The KADS-11CV is a short and user-friendly (for both patients and clinicians alike) self-report tool that suggests good clinical and research utility with excellent reliability and validity in regards to the diagnosis of adolescent Depression in China. Based on the findings of this study and the results of earlier published research on the KADS-11, we can comfortably recommend the KADS-11CV for application in Chinese health-care settings and in epidemiological research into adolescent Depression in China.
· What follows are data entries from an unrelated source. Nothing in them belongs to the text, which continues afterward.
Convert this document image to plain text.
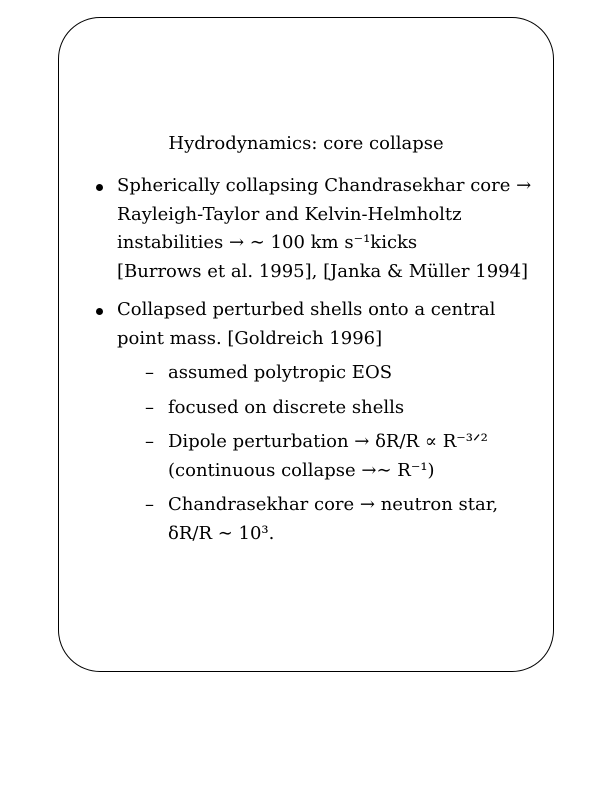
Hydrodynamics: core collapse
Spherically collapsing Chandrasekhar core →
Rayleigh-Taylor and Kelvin-Helmholtz
instabilities → ∼ 100 km s⁻¹kicks
[Burrows et al. 1995], [Janka & Müller 1994]
Collapsed perturbed shells onto a central
point mass. [Goldreich 1996]
– assumed polytropic EOS
– focused on discrete shells
– Dipole perturbation → δR/R ∝ R⁻³ᐟ²
(continuous collapse →∼ R⁻¹)
– Chandrasekhar core → neutron star,
δR/R ∼ 10³.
Further study of the value of the KADS-11CV in clinical research in this population, in particular its sensitivity to change with therapeutic intervention, should be conducted.


This study was supported by a grant of the 2012 general program of National Natural Science Foundation of China (Grant Number: 81271510), a grant of 2012 Shanghai Municipal Health Bureau Youth Project (Grant Number: 20124y042), and 2013 Shanghai Mental Health Center featured specialty development project (Grant Number: 2013-YJTSZK-04).

The authors have no conflicts of interest to disclose.